El artista, que tampoco le da una sola oportunidad a la tela en blanco, pinta cada cuadro como si fuese el último, “mancillándolo” impecablemente; de allí que parezca que quiera decirlo casi todo con un grito amordazado. Percibimos incluso un ímpetu revanchista, esa urgencia de sacar la cara por la pintura misma, por demostrar cuánto puede llegar a herir el color y la forma. Y para sabotear las tentaciones de su virtuosismo se interna cada vez más, cuadro a cuadro, en ese mundo que se revela más abominable y hostil, de modo que su descenso al Infierno se acelera peligrosamente.

No cabe duda de que asistimos a la representación de los últimos instantes de la vida de la mayoría de sus adolescentes.


Manuel Munive Maco
Mayo, 2009

[1] “Ideas sobre mi propuesta”. Texto de J. L. Carranza.
[2] Extracto de una de las respuestas de Carranza al cuestionario propuesto por Jorge Castilla-Bambarén. Todas las citas que siguen provienen de esa entrevista titulada “Turbulencia en el espejo”, documento publicado en la plataforma virtual Circuito de Arte.
[3] “Parvulario”.
[4] “Sangre de pez”. Título de un dibujo a tinta de Gustav Klimt.


Lustmord
asesinato por placer


Lustmord encierra el movimiento letal del acto pictórico y lo hermana a la más siniestra lluvia de navajazos. El rajar la garganta de la victima no es otra cosa que la comunión con el más tierno y crujiente de los colores; el pintar es un acto homicida en donde los olores dulces del metal y el suero solo producen inmensos espasmos intestinales, la impotencia del asesino sólo se alivia cuando las heridas contaminan su propio cuerpo.
Lustmord presenta nuevamente la inquietante imagen de la liebre sobredimensionada que salta y grita con todas sus fuerzas, el diminuto animal cobra apariencia humana y se termina convirtiendo en la profética presencia del guerrero que tras lanzar el estruendoso anuncio de rebelión, se encrespa y salta sobre el rostro del prójimo.

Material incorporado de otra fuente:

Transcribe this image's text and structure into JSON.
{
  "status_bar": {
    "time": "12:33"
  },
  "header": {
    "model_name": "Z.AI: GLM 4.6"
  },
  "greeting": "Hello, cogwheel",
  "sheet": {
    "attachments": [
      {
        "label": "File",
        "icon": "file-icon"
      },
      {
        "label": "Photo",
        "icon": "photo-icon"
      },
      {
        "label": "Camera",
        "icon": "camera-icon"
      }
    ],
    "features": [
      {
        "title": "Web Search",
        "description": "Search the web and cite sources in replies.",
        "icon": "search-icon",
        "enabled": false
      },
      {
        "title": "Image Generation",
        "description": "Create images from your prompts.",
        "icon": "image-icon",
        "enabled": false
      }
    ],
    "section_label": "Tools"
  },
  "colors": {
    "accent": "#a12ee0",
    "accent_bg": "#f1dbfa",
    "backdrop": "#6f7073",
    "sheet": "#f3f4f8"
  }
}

La pintura sigue ocupando en algunos momentos el papel de herramienta vengativa, solo así se puede sobrevivir a tan temible batalla, el blanco aterrador recibe todos los golpes de sable y se extingue progresivamente: la gran superficie se subordina ante la diminuta presencia del pintor.
Las anomalías mentales triunfan y las expresiones de desconcierto abundan, Marte se termina convirtiendo en un ser de vulnerable carne y el gran emperador Nabucodonosor termina pastando entre las bestias.
El fin de los mitos asfixia al hombre y el inicio de otros le da una cruel luz de esperanza, en estos momentos de extraña incertidumbre solo queda la humilde tarea de revivir a los dioses guerreros de otros tiempos.
La religión de la pintura queda dotada de carnes vivas después del crimen, el asesinar o pintar por placer, al final, sólo deja una nociva sensación de impotencia.
La liebre vuelve a brincar en el estudio y los perros entintados de Otto Dix culminan con sus faenas frente a la musa muerta.